CARMA1-mediated NF-kappaB and JNK activation in lymphocytes

Abstract

Activation of transcription factor nuclear factor-kappaB (NF-kappaB) and Jun N-terminal kinase (JNK) play the pivotal roles in regulation of lymphocyte activation and proliferation. Deregulation of these signaling pathways leads to inappropriate immune response and contributes to the development of leukemia/lymphoma. The scaffold protein CARMA1 [caspase-recruitment domain (CARD) membrane-associated guanylate kinase (MAGUK) protein 1] has a central role in regulation of NF-kappaB and the JNK2/c-Jun complex in both B and T lymphocytes. During last several years, tremendous work has been done to reveal the mechanism by which CARMA1 and its signaling partners, B cell CLL-lymphoma 10 and mucosa-associated lymphoid tissue 1, are activated and mediate NF-kappaB and JNK activation. In this review, we summarize our findings in revealing the roles of CARMA1 in the NF-kappaB and JNK signaling pathways in the context of recent advances in this field.

Fig. 1. Expression of a NF-κB-dependent EGFP gene in a mutant Jurkat T cell line, JPM50.6

(A-C) JGFP1 or (D-F) JPM50.6 cells were (A, D) unstimulated, (B, E) stimulated with PMA (10 ng/ml) plus CD28 monoclonal antibody (1 μg/ml), or (C, F) TNF-α (20 ng/ml) for 12 h. The cells were collected and analyzed by FACS. This figure is adapted from reference (7) with permission.

Fig. 2. Structures of CARMA1-3, Bcl10, and MALT1

CARD, caspase-recruitment domain; C-C, coiled-coil domain; MAGUK, membrane-associated guanylate kinase (GuK)-like domain; S/T rich, Ser/Thr rich domain; DD, death domain; Ig, immunoglobulin-like domain.

Fig. 3. Schematic presentation of the phosphorylation-dependent conformational change of CARMA1

PKC-dependent phosphorylation of the linker region of CARMA1 induces conformational change and enables CARMA1 to interact with Bcl10 (through their CARD domains).
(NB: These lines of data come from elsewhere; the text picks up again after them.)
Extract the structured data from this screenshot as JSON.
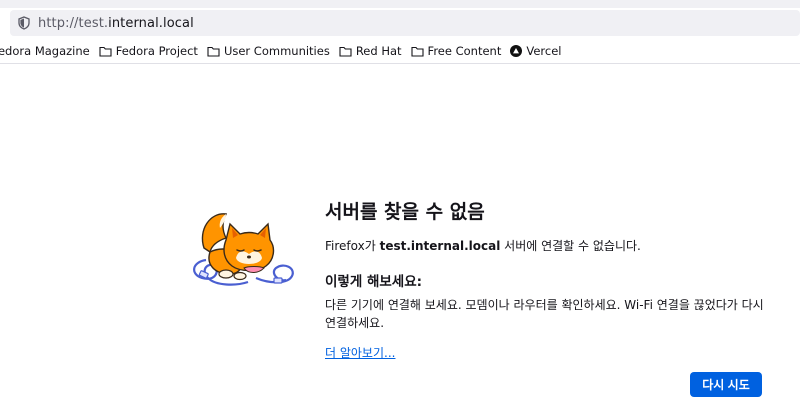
{
  "browser": {
    "url_prefix": "http://test.",
    "url_host": "internal.local",
    "bookmarks": [
      {
        "label": "Fedora Magazine",
        "icon": "none"
      },
      {
        "label": "Fedora Project",
        "icon": "folder-icon"
      },
      {
        "label": "User Communities",
        "icon": "folder-icon"
      },
      {
        "label": "Red Hat",
        "icon": "folder-icon"
      },
      {
        "label": "Free Content",
        "icon": "folder-icon"
      },
      {
        "label": "Vercel",
        "icon": "vercel-icon"
      }
    ]
  },
  "error": {
    "title": "서버를 찾을 수 없음",
    "desc_prefix": "Firefox가 ",
    "desc_host": "test.internal.local",
    "desc_suffix": " 서버에 연결할 수 없습니다.",
    "try_title": "이렇게 해보세요:",
    "try_text": "다른 기기에 연결해 보세요. 모뎀이나 라우터를 확인하세요. Wi-Fi 연결을 끊었다가 다시 연결하세요.",
    "learn_more": "더 알아보기...",
    "retry": "다시 시도"
  },
  "colors": {
    "accent": "#0061e0",
    "fox_orange": "#ff9400",
    "fox_dark_orange": "#e66000",
    "cable_blue": "#4a5fd1"
  }
}
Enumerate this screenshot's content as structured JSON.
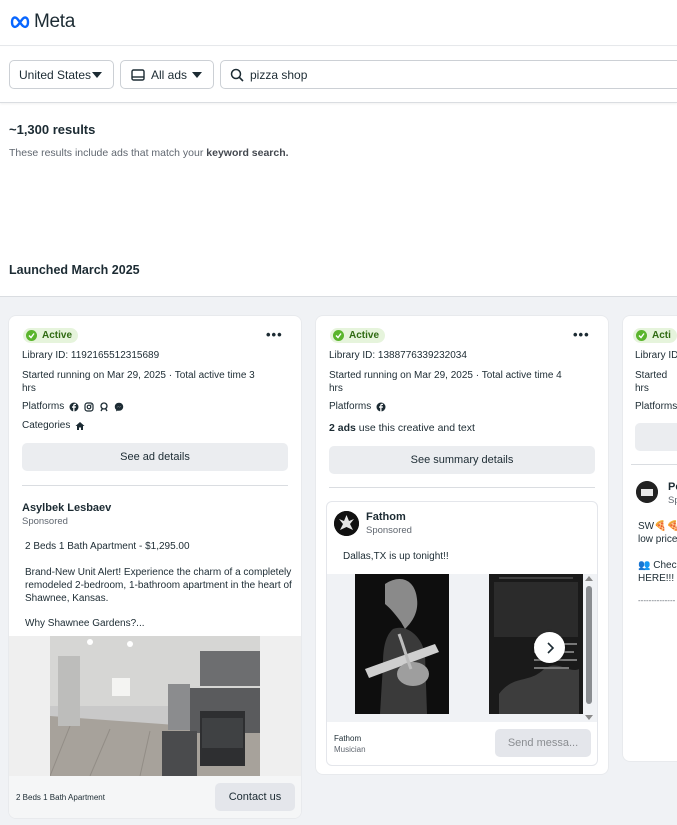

Fig. 4. Schematic model of T-cell receptor-induced NF-κB activation

Stimulation of the antigen receptor initiates several proximal signaling events that lead to activation of PKCθ . The activated PKCθ phosphorylates CARMA1, which enables CARMA1 to associate with the downstream signaling components, Bcl10 and MALT1 (the CBM complex). CBM cooperates with TRAF6 to mediate ubiquitination of NEMO. PKCθ also induces activation of TAK1 in a CARMA1-independent manner, which in turn phosphorylates IKKα/β . The combined phosphorylation of IKKα/β and ubiquitination of NEMO activate the IKK complex, leading to phosphorylation and degradation of IκBα, and subsequent activation of NF-κB.

Fig. 5. CARMA1-deficient JPM50.6 cells are defective in TCR-induced JNK2 phosphorylation and c-Jun accumulation

(A, B) Jurkat or JPM50.6 (CARMA1-) cells (6×10⁶/sample) were stimulated with or without anti-CD3 plus anti-CD28 antibodies (6 and 3 μg/ml, respectively) for various time points. Whole cell lysates were subjected to SDS-PAGE and analyzed by immunoblotting with antibodies against phospho-JNK, JNK, CARMA1, phospho-ERK, or ERK (A) and c-Jun or tubulin (B). This figure is adapted from reference (13) with permission.

Fig. 6. The model of TCR-induced JNK phosphorylation

TCR and CD28 ligation activates various proximal signaling components leading to activation of PKCθ and CARMA1, which, in turn, recruits Bcl10 and induces its oligomerization. The oligomerized Bcl10 functions as a scaffold molecule for linking JNK2 and its upstream kinases TAK1 and MKK7. The activated JNK2 and independently activated JNK1 lead to accumulation of c-Jun and activation of AP-1, respectively.